A buying signal is a behavioral or contextual indicator that a prospect is considering a purchase. Teams that excel at spotting and acting on buying signals move deals faster and close higher percentages of their pipeline.
Types of Buying Signals
Verbal Signals: “When could we get started?” “What does implementation look like?” “Can you send me pricing?” “How many clients are in our industry?”
Behavioral Signals: Scheduling multiple meetings, bringing in additional stakeholders, requesting case studies, asking detailed questions about functionality.
Digital Signals: Downloading pricing pages, spending time on your website, engaging with content multiple times, following your company account.
LinkedIn-Based Buying Signals
Job Changes: Someone getting promoted or taking a new role often inherits budget and new problems to solve.
Company Growth: Funding announcements and revenue milestones mean new budgets for tools and services.
Content Engagement: If they’re consistently engaging with content about your solution area, they’re likely evaluating options.
How to Interpret and Score Signals
High-intent: Questions about pricing, implementation, timelines. Respond within 4 hours.
Medium-intent: Multiple meetings, bringing stakeholders, requesting case studies. Respond within 24 hours.

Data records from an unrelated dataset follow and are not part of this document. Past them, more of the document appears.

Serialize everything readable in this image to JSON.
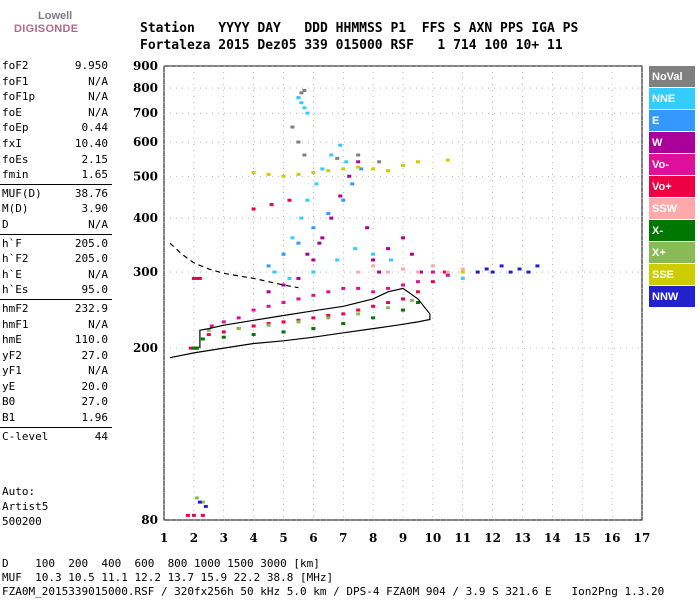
{
  "logo": {
    "line1": "Lowell",
    "line2": "DIGISONDE"
  },
  "header": {
    "line1": "Station   YYYY DAY   DDD HHMMSS P1  FFS S AXN PPS IGA PS",
    "line2": "Fortaleza 2015 Dez05 339 015000 RSF   1 714 100 10+ 11"
  },
  "params": [
    {
      "label": "foF2",
      "value": "9.950"
    },
    {
      "label": "foF1",
      "value": "N/A"
    },
    {
      "label": "foF1p",
      "value": "N/A"
    },
    {
      "label": "foE",
      "value": "N/A"
    },
    {
      "label": "foEp",
      "value": "0.44"
    },
    {
      "label": "fxI",
      "value": "10.40"
    },
    {
      "label": "foEs",
      "value": "2.15"
    },
    {
      "label": "fmin",
      "value": "1.65"
    },
    {
      "sep": true
    },
    {
      "label": "MUF(D)",
      "value": "38.76"
    },
    {
      "label": "M(D)",
      "value": "3.90"
    },
    {
      "label": "D",
      "value": "N/A"
    },
    {
      "sep": true
    },
    {
      "label": "h`F",
      "value": "205.0"
    },
    {
      "label": "h`F2",
      "value": "205.0"
    },
    {
      "label": "h`E",
      "value": "N/A"
    },
    {
      "label": "h`Es",
      "value": "95.0"
    },
    {
      "sep": true
    },
    {
      "label": "hmF2",
      "value": "232.9"
    },
    {
      "label": "hmF1",
      "value": "N/A"
    },
    {
      "label": "hmE",
      "value": "110.0"
    },
    {
      "label": "yF2",
      "value": "27.0"
    },
    {
      "label": "yF1",
      "value": "N/A"
    },
    {
      "label": "yE",
      "value": "20.0"
    },
    {
      "label": "B0",
      "value": "27.0"
    },
    {
      "label": "B1",
      "value": "1.96"
    },
    {
      "sep": true
    },
    {
      "label": "C-level",
      "value": "44"
    }
  ],
  "auto": {
    "line1": "Auto:",
    "line2": "Artist5",
    "line3": "500200"
  },
  "legend": [
    {
      "label": "NoVal",
      "color": "#808080"
    },
    {
      "label": "NNE",
      "color": "#33ccff"
    },
    {
      "label": "E",
      "color": "#3399ff"
    },
    {
      "label": "W",
      "color": "#aa0099"
    },
    {
      "label": "Vo-",
      "color": "#dd1199"
    },
    {
      "label": "Vo+",
      "color": "#ee0044"
    },
    {
      "label": "SSW",
      "color": "#ffaaaa"
    },
    {
      "label": "X-",
      "color": "#007700"
    },
    {
      "label": "X+",
      "color": "#88bb55"
    },
    {
      "label": "SSE",
      "color": "#cccc00"
    },
    {
      "label": "NNW",
      "color": "#2222cc"
    }
  ],
  "footer": {
    "line1": "D    100  200  400  600  800 1000 1500 3000 [km]",
    "line2": "MUF  10.3 10.5 11.1 12.2 13.7 15.9 22.2 38.8 [MHz]",
    "line3": "FZA0M_2015339015000.RSF / 320fx256h 50 kHz 5.0 km / DPS-4 FZA0M 904 / 3.9 S 321.6 E   Ion2Png 1.3.20"
  },
  "chart_data": {
    "type": "scatter",
    "xlim": [
      1,
      17
    ],
    "ylim": [
      80,
      900
    ],
    "y_scale": "log",
    "xticks": [
      1,
      2,
      3,
      4,
      5,
      6,
      7,
      8,
      9,
      10,
      11,
      12,
      13,
      14,
      15,
      16,
      17
    ],
    "yticks": [
      80,
      200,
      300,
      400,
      500,
      600,
      700,
      800,
      900
    ],
    "grid": true,
    "legend_position": "right",
    "series": [
      {
        "name": "NoVal",
        "color": "#808080",
        "points": [
          [
            5.5,
            760
          ],
          [
            5.6,
            780
          ],
          [
            5.7,
            790
          ],
          [
            5.3,
            650
          ],
          [
            5.5,
            600
          ],
          [
            5.7,
            560
          ],
          [
            6.8,
            550
          ],
          [
            7.5,
            560
          ],
          [
            8.2,
            540
          ]
        ]
      },
      {
        "name": "NNE",
        "color": "#33ccff",
        "points": [
          [
            5.0,
            330
          ],
          [
            5.3,
            360
          ],
          [
            5.6,
            400
          ],
          [
            5.8,
            440
          ],
          [
            6.1,
            480
          ],
          [
            6.3,
            520
          ],
          [
            6.6,
            560
          ],
          [
            6.9,
            590
          ],
          [
            7.1,
            540
          ],
          [
            5.5,
            760
          ],
          [
            5.6,
            740
          ],
          [
            5.7,
            720
          ],
          [
            5.8,
            700
          ],
          [
            4.7,
            300
          ],
          [
            5.2,
            290
          ],
          [
            6.0,
            300
          ],
          [
            6.8,
            320
          ],
          [
            7.4,
            340
          ],
          [
            8.0,
            330
          ],
          [
            8.6,
            320
          ],
          [
            10.5,
            295
          ],
          [
            11.0,
            290
          ]
        ]
      },
      {
        "name": "E",
        "color": "#3399ff",
        "points": [
          [
            4.5,
            310
          ],
          [
            5.0,
            330
          ],
          [
            5.5,
            350
          ],
          [
            6.0,
            380
          ],
          [
            6.5,
            410
          ],
          [
            7.0,
            440
          ],
          [
            7.3,
            480
          ],
          [
            7.6,
            520
          ]
        ]
      },
      {
        "name": "W",
        "color": "#aa0099",
        "points": [
          [
            4.5,
            270
          ],
          [
            5.0,
            280
          ],
          [
            5.5,
            290
          ],
          [
            6.0,
            320
          ],
          [
            6.3,
            360
          ],
          [
            6.6,
            400
          ],
          [
            6.9,
            450
          ],
          [
            7.2,
            500
          ],
          [
            7.5,
            540
          ],
          [
            8.0,
            320
          ],
          [
            8.5,
            340
          ],
          [
            9.0,
            360
          ],
          [
            9.3,
            330
          ],
          [
            5.8,
            330
          ],
          [
            6.2,
            350
          ],
          [
            7.8,
            380
          ],
          [
            8.2,
            300
          ],
          [
            9.6,
            300
          ]
        ]
      },
      {
        "name": "Vo-",
        "color": "#dd1199",
        "points": [
          [
            2.6,
            225
          ],
          [
            3.0,
            230
          ],
          [
            3.5,
            235
          ],
          [
            4.0,
            245
          ],
          [
            4.5,
            250
          ],
          [
            5.0,
            255
          ],
          [
            5.5,
            260
          ],
          [
            6.0,
            265
          ],
          [
            6.5,
            270
          ],
          [
            7.0,
            275
          ],
          [
            7.5,
            275
          ],
          [
            8.0,
            270
          ],
          [
            8.5,
            275
          ],
          [
            9.0,
            280
          ],
          [
            9.5,
            285
          ],
          [
            10.0,
            300
          ],
          [
            10.5,
            295
          ]
        ]
      },
      {
        "name": "Vo+",
        "color": "#ee0044",
        "points": [
          [
            2.5,
            215
          ],
          [
            3.0,
            218
          ],
          [
            3.5,
            222
          ],
          [
            4.0,
            225
          ],
          [
            4.5,
            228
          ],
          [
            5.0,
            230
          ],
          [
            5.5,
            232
          ],
          [
            6.0,
            235
          ],
          [
            6.5,
            238
          ],
          [
            7.0,
            240
          ],
          [
            7.5,
            245
          ],
          [
            8.0,
            250
          ],
          [
            8.5,
            255
          ],
          [
            9.0,
            260
          ],
          [
            9.5,
            270
          ],
          [
            10.0,
            285
          ],
          [
            10.4,
            300
          ],
          [
            2.0,
            290
          ],
          [
            2.1,
            290
          ],
          [
            2.2,
            290
          ],
          [
            1.9,
            200
          ],
          [
            2.0,
            200
          ],
          [
            2.1,
            200
          ],
          [
            1.8,
            82
          ],
          [
            2.0,
            82
          ],
          [
            2.3,
            82
          ],
          [
            4.0,
            420
          ],
          [
            4.6,
            430
          ],
          [
            5.2,
            440
          ]
        ]
      },
      {
        "name": "SSW",
        "color": "#ffaaaa",
        "points": [
          [
            7.5,
            300
          ],
          [
            8.0,
            310
          ],
          [
            8.5,
            300
          ],
          [
            9.0,
            305
          ],
          [
            9.5,
            300
          ],
          [
            10.0,
            310
          ],
          [
            10.5,
            300
          ],
          [
            11.0,
            305
          ]
        ]
      },
      {
        "name": "X-",
        "color": "#007700",
        "points": [
          [
            2.3,
            210
          ],
          [
            3.0,
            212
          ],
          [
            4.0,
            215
          ],
          [
            5.0,
            218
          ],
          [
            6.0,
            222
          ],
          [
            7.0,
            228
          ],
          [
            8.0,
            235
          ],
          [
            9.0,
            245
          ],
          [
            9.5,
            255
          ],
          [
            2.0,
            200
          ],
          [
            2.1,
            200
          ]
        ]
      },
      {
        "name": "X+",
        "color": "#88bb55",
        "points": [
          [
            2.5,
            220
          ],
          [
            3.5,
            222
          ],
          [
            4.5,
            226
          ],
          [
            5.5,
            230
          ],
          [
            6.5,
            235
          ],
          [
            7.5,
            240
          ],
          [
            8.5,
            248
          ],
          [
            9.3,
            258
          ],
          [
            2.1,
            90
          ],
          [
            2.3,
            88
          ]
        ]
      },
      {
        "name": "SSE",
        "color": "#cccc00",
        "points": [
          [
            4.0,
            510
          ],
          [
            4.5,
            505
          ],
          [
            5.0,
            500
          ],
          [
            5.5,
            505
          ],
          [
            6.0,
            510
          ],
          [
            6.5,
            515
          ],
          [
            7.0,
            520
          ],
          [
            7.5,
            525
          ],
          [
            8.0,
            520
          ],
          [
            8.5,
            515
          ],
          [
            9.0,
            530
          ],
          [
            9.5,
            540
          ],
          [
            10.5,
            545
          ],
          [
            11.0,
            300
          ],
          [
            11.5,
            300
          ]
        ]
      },
      {
        "name": "NNW",
        "color": "#2222cc",
        "points": [
          [
            11.5,
            300
          ],
          [
            11.8,
            305
          ],
          [
            12.0,
            300
          ],
          [
            12.3,
            310
          ],
          [
            12.6,
            300
          ],
          [
            12.9,
            305
          ],
          [
            13.2,
            300
          ],
          [
            13.5,
            310
          ],
          [
            2.2,
            88
          ],
          [
            2.4,
            86
          ]
        ]
      }
    ],
    "lines": [
      {
        "name": "profile",
        "style": "solid",
        "points": [
          [
            1.2,
            190
          ],
          [
            2.0,
            195
          ],
          [
            3.0,
            200
          ],
          [
            4.0,
            205
          ],
          [
            5.0,
            208
          ],
          [
            6.0,
            212
          ],
          [
            7.0,
            217
          ],
          [
            8.0,
            222
          ],
          [
            8.8,
            226
          ],
          [
            9.5,
            230
          ],
          [
            9.9,
            233
          ],
          [
            9.9,
            240
          ],
          [
            9.5,
            260
          ],
          [
            9.0,
            275
          ],
          [
            8.5,
            270
          ],
          [
            8.0,
            260
          ],
          [
            7.0,
            250
          ],
          [
            6.0,
            244
          ],
          [
            5.0,
            238
          ],
          [
            4.0,
            232
          ],
          [
            3.0,
            226
          ],
          [
            2.5,
            222
          ],
          [
            2.2,
            220
          ],
          [
            2.2,
            200
          ]
        ]
      },
      {
        "name": "topside",
        "style": "dashed",
        "points": [
          [
            1.2,
            350
          ],
          [
            1.6,
            330
          ],
          [
            2.0,
            315
          ],
          [
            2.5,
            305
          ],
          [
            3.0,
            298
          ],
          [
            3.5,
            294
          ],
          [
            4.0,
            290
          ],
          [
            4.5,
            285
          ],
          [
            5.0,
            280
          ],
          [
            5.5,
            276
          ]
        ]
      }
    ]
  }
}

Early-intent: Website visits, content engagement, downloading whitepapers. Respond within 48 hours.
Acting on Signals
The first company to respond to a buying signal wins disproportionately. Set up alerts, review LinkedIn activity daily, create a signal tracking system in your CRM, and brief your entire team on what signals look like.
Your prospects are telling you they’re ready to buy through their words, actions, and online behavior. The question is whether you’re paying attention.